Escala del Edadismo

La Escala del Edadismo en España: un hito en la medición de la discriminación por edad

España se ha convertido en el primer país de Europa en validar la Escala del Edadismo desarrollada por la Organización Mundial de la Salud (OMS), un instrumento diseñado para medir de forma rigurosa y comparable la discriminación por razón de edad en distintas sociedades. Esta validación ha sido posible gracias al trabajo conjunto de HelpAge International España —a través del Observatorio del Edadismo—, la OMS y la Universidad de Edimburgo, con apoyo del Imserso.

El estudio sitúa a España como referente europeo en la evaluación del edadismo, un fenómeno especialmente relevante en un país donde residen casi 10 millones de personas mayores de 65 años, que representan el 20,4% de la población y cuentan con una de las esperanzas de vida más altas del mundo.

Principales hallazgos del estudio
1. El edadismo existe y tiene impacto real
La investigación muestra que las personas mayores en España experimentan niveles bajos a moderados de discriminación por edad, pero no están exentas de ella. El fenómeno atraviesa clases sociales, territorios y situaciones vitales.

2. La forma más señalada: el edadismo institucional
El ámbito donde más se detecta edadismo es el de las políticas públicas y las normas, especialmente en sanidad, servicios sociales, pensiones o vivienda. También se evidencia en los medios de comunicación, que a menudo reproducen una imagen homogénea, frágil o dependiente de las personas mayores.

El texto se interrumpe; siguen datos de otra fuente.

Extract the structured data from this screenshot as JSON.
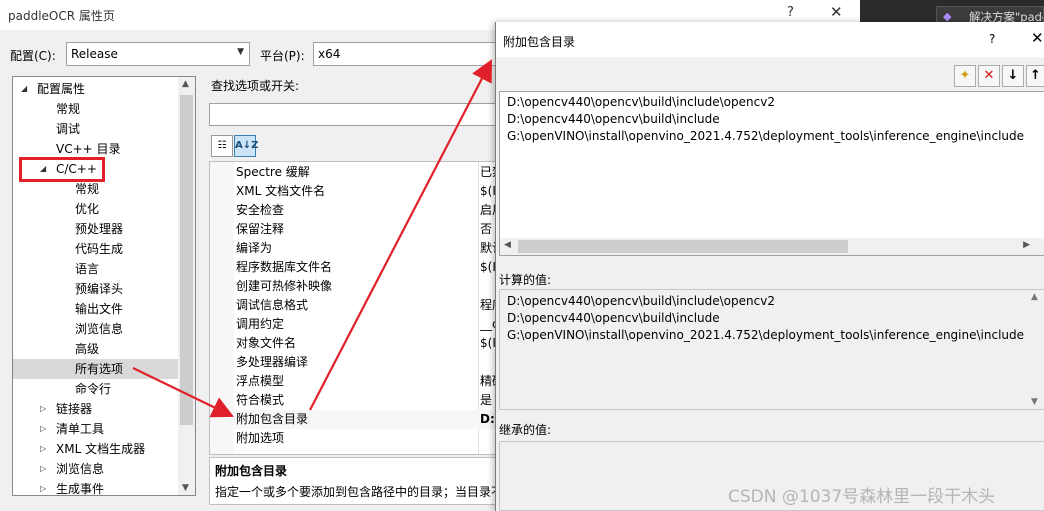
{
  "main_window": {
    "title": "paddleOCR 属性页",
    "help_glyph": "?",
    "close_glyph": "✕"
  },
  "taskbar": {
    "tab_label": "解决方案\"padd"
  },
  "toolbar": {
    "config_label": "配置(C):",
    "config_value": "Release",
    "platform_label": "平台(P):",
    "platform_value": "x64"
  },
  "tree": {
    "items": [
      {
        "label": "配置属性",
        "indent": 0,
        "expander": "◢"
      },
      {
        "label": "常规",
        "indent": 1
      },
      {
        "label": "调试",
        "indent": 1
      },
      {
        "label": "VC++ 目录",
        "indent": 1
      },
      {
        "label": "C/C++",
        "indent": 1,
        "expander": "◢"
      },
      {
        "label": "常规",
        "indent": 2
      },
      {
        "label": "优化",
        "indent": 2
      },
      {
        "label": "预处理器",
        "indent": 2
      },
      {
        "label": "代码生成",
        "indent": 2
      },
      {
        "label": "语言",
        "indent": 2
      },
      {
        "label": "预编译头",
        "indent": 2
      },
      {
        "label": "输出文件",
        "indent": 2
      },
      {
        "label": "浏览信息",
        "indent": 2
      },
      {
        "label": "高级",
        "indent": 2
      },
      {
        "label": "所有选项",
        "indent": 2,
        "selected": true
      },
      {
        "label": "命令行",
        "indent": 2
      },
      {
        "label": "链接器",
        "indent": 1,
        "expander": "▷"
      },
      {
        "label": "清单工具",
        "indent": 1,
        "expander": "▷"
      },
      {
        "label": "XML 文档生成器",
        "indent": 1,
        "expander": "▷"
      },
      {
        "label": "浏览信息",
        "indent": 1,
        "expander": "▷"
      },
      {
        "label": "生成事件",
        "indent": 1,
        "expander": "▷"
      }
    ]
  },
  "search": {
    "label": "查找选项或开关:"
  },
  "sort_buttons": {
    "categorized": "☷",
    "alphabetical": "A↓Z"
  },
  "grid": {
    "rows": [
      {
        "key": "Spectre 缓解",
        "value": "已禁"
      },
      {
        "key": "XML 文档文件名",
        "value": "$(I"
      },
      {
        "key": "安全检查",
        "value": "启用"
      },
      {
        "key": "保留注释",
        "value": "否"
      },
      {
        "key": "编译为",
        "value": "默认"
      },
      {
        "key": "程序数据库文件名",
        "value": "$(I"
      },
      {
        "key": "创建可热修补映像",
        "value": ""
      },
      {
        "key": "调试信息格式",
        "value": "程序"
      },
      {
        "key": "调用约定",
        "value": "__c"
      },
      {
        "key": "对象文件名",
        "value": "$(I"
      },
      {
        "key": "多处理器编译",
        "value": ""
      },
      {
        "key": "浮点模型",
        "value": "精确"
      },
      {
        "key": "符合模式",
        "value": "是"
      },
      {
        "key": "附加包含目录",
        "value": "D:\\",
        "highlight": true
      },
      {
        "key": "附加选项",
        "value": ""
      }
    ]
  },
  "description": {
    "heading": "附加包含目录",
    "body": "指定一个或多个要添加到包含路径中的目录；当目录不"
  },
  "dialog": {
    "title": "附加包含目录",
    "help_glyph": "?",
    "close_glyph": "✕",
    "buttons": {
      "new_line": "✦",
      "delete": "✕",
      "down": "↓",
      "up": "↑"
    },
    "entries": [
      "D:\\opencv440\\opencv\\build\\include\\opencv2",
      "D:\\opencv440\\opencv\\build\\include",
      "G:\\openVINO\\install\\openvino_2021.4.752\\deployment_tools\\inference_engine\\include"
    ],
    "computed_label": "计算的值:",
    "computed_values": [
      "D:\\opencv440\\opencv\\build\\include\\opencv2",
      "D:\\opencv440\\opencv\\build\\include",
      "G:\\openVINO\\install\\openvino_2021.4.752\\deployment_tools\\inference_engine\\include"
    ],
    "inherited_label": "继承的值:"
  },
  "watermark": "CSDN @1037号森林里一段干木头",
  "colors": {
    "annotation_red": "#e0202a",
    "selection_gray": "#d9d9d9",
    "window_bg": "#f0f0f0"
  }
}
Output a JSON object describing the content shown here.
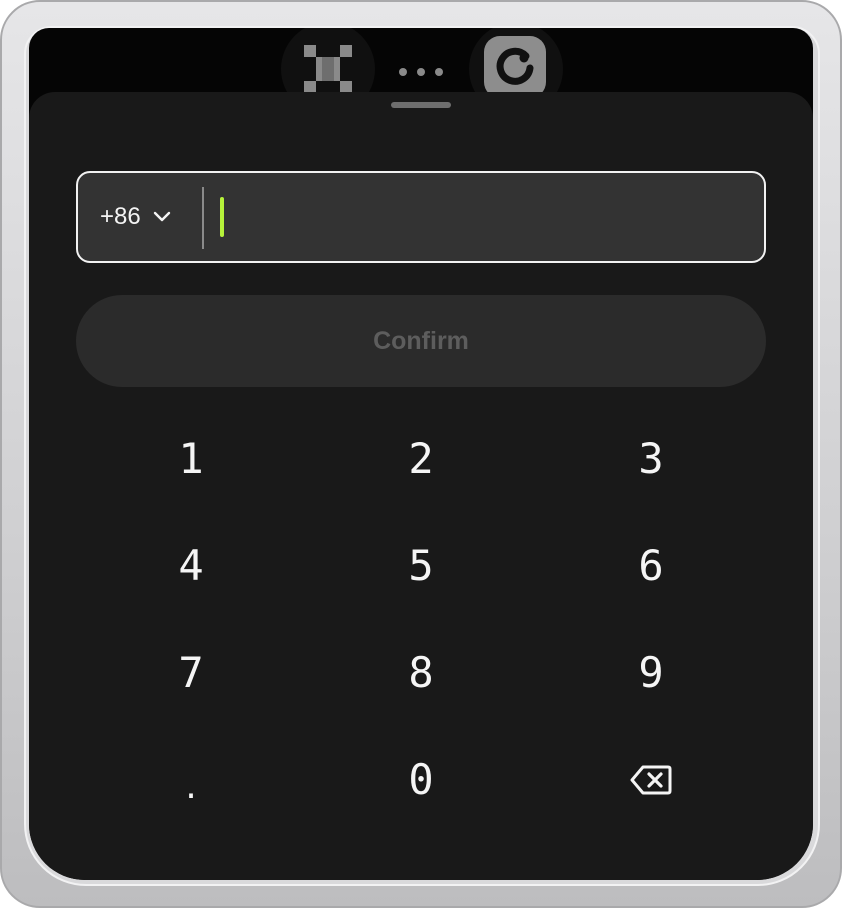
{
  "top_bar": {
    "left_icon": "pixel-x-logo-icon",
    "more_icon": "more-dots-icon",
    "right_icon": "refresh-app-icon"
  },
  "phone_field": {
    "country_code": "+86",
    "dropdown_icon": "chevron-down-icon",
    "value": "",
    "placeholder": "",
    "caret_color": "#b6f23a"
  },
  "confirm_button": {
    "label": "Confirm"
  },
  "keypad": {
    "keys": [
      "1",
      "2",
      "3",
      "4",
      "5",
      "6",
      "7",
      "8",
      "9",
      ".",
      "0"
    ],
    "backspace_icon": "backspace-icon"
  },
  "colors": {
    "sheet_background": "#191919",
    "field_background": "#333333",
    "field_border": "#f2f2f2",
    "confirm_background": "#2b2b2b",
    "confirm_text_disabled": "#5d5d5d",
    "accent": "#b6f23a"
  }
}
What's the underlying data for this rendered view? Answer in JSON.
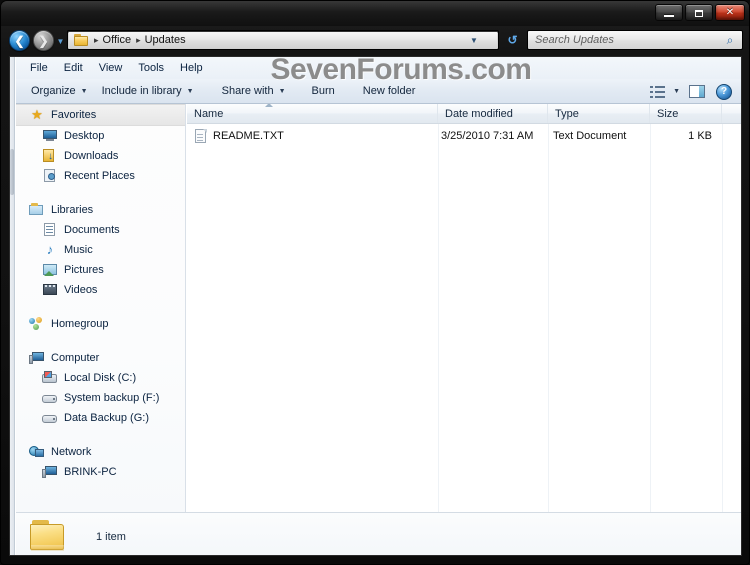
{
  "window": {
    "title": "",
    "controls": {
      "minimize": "minimize",
      "maximize": "maximize",
      "close": "✕"
    }
  },
  "address_bar": {
    "back_arrow": "❮",
    "forward_arrow": "❯",
    "history_caret": "▼",
    "folder_icon": "folder-icon",
    "separator": "▸",
    "crumbs": [
      "Office",
      "Updates"
    ],
    "dropdown_caret": "▼",
    "refresh_icon": "↺"
  },
  "search": {
    "placeholder": "Search Updates",
    "icon": "search-icon",
    "glyph": "⌕"
  },
  "menubar": {
    "items": [
      "File",
      "Edit",
      "View",
      "Tools",
      "Help"
    ]
  },
  "toolbar": {
    "items": [
      {
        "label": "Organize",
        "caret": "▼"
      },
      {
        "label": "Include in library",
        "caret": "▼"
      },
      {
        "label": "Share with",
        "caret": "▼"
      },
      {
        "label": "Burn",
        "caret": ""
      },
      {
        "label": "New folder",
        "caret": ""
      }
    ],
    "view_caret": "▼",
    "help_glyph": "?"
  },
  "watermark": {
    "text": "SevenForums.com",
    "color": "#8c8c8c"
  },
  "navpane": {
    "groups": [
      {
        "header": {
          "label": "Favorites",
          "icon": "star-icon",
          "selected": true
        },
        "children": [
          {
            "label": "Desktop",
            "icon": "monitor-icon"
          },
          {
            "label": "Downloads",
            "icon": "downloads-icon"
          },
          {
            "label": "Recent Places",
            "icon": "recent-places-icon"
          }
        ]
      },
      {
        "header": {
          "label": "Libraries",
          "icon": "library-icon",
          "selected": false
        },
        "children": [
          {
            "label": "Documents",
            "icon": "document-icon"
          },
          {
            "label": "Music",
            "icon": "music-note-icon"
          },
          {
            "label": "Pictures",
            "icon": "picture-icon"
          },
          {
            "label": "Videos",
            "icon": "video-icon"
          }
        ]
      },
      {
        "header": {
          "label": "Homegroup",
          "icon": "homegroup-icon",
          "selected": false
        },
        "children": []
      },
      {
        "header": {
          "label": "Computer",
          "icon": "computer-icon",
          "selected": false
        },
        "children": [
          {
            "label": "Local Disk (C:)",
            "icon": "local-disk-icon"
          },
          {
            "label": "System backup (F:)",
            "icon": "drive-icon"
          },
          {
            "label": "Data Backup (G:)",
            "icon": "drive-icon"
          }
        ]
      },
      {
        "header": {
          "label": "Network",
          "icon": "network-icon",
          "selected": false
        },
        "children": [
          {
            "label": "BRINK-PC",
            "icon": "network-computer-icon"
          }
        ]
      }
    ]
  },
  "filelist": {
    "columns": [
      {
        "label": "Name",
        "align": "left"
      },
      {
        "label": "Date modified",
        "align": "left"
      },
      {
        "label": "Type",
        "align": "left"
      },
      {
        "label": "Size",
        "align": "right"
      }
    ],
    "sort_column": "Name",
    "sort_direction": "ascending",
    "rows": [
      {
        "name": "README.TXT",
        "icon": "text-document-icon",
        "date_modified": "3/25/2010 7:31 AM",
        "type": "Text Document",
        "size": "1 KB"
      }
    ]
  },
  "statusbar": {
    "folder_icon": "folder-icon",
    "item_count_text": "1 item"
  }
}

3. Consecuencias sobre la salud y el bienestar
La discriminación por edad no es solo una cuestión simbólica: quienes la sufren muestran peor salud física y psicológica, mayor sentimiento de soledad y menores niveles de satisfacción vital. El estudio subraya que el edadismo debe entenderse como un problema de salud pública.

4. Mayor impacto en personas en situación de vulnerabilidad
Las formas de edadismo se intensifican entre personas en etapas más avanzadas de la vejez, con discapacidad, menos recursos o que viven sin pareja. El fenómeno se cruza con otras desigualdades —como género o discapacidad— generando formas de discriminación interseccional.

5. Orgullo y resiliencia frente a la discriminación
A pesar de las barreras, muchas personas mayores expresan orgullo por su edad y trayectoria, desafiando los estereotipos negativos y reivindicando un envejecimiento activo, autónomo y con contribución social.

6. La educación y la representación social como motores de cambio
El estudio destaca que un mayor nivel educativo actúa como factor protector frente al edadismo autoinfligido. También subraya la importancia de promover una imagen diversa y positiva del envejecimiento, revisar políticas públicas y fortalecer modelos de cuidados comunitarios.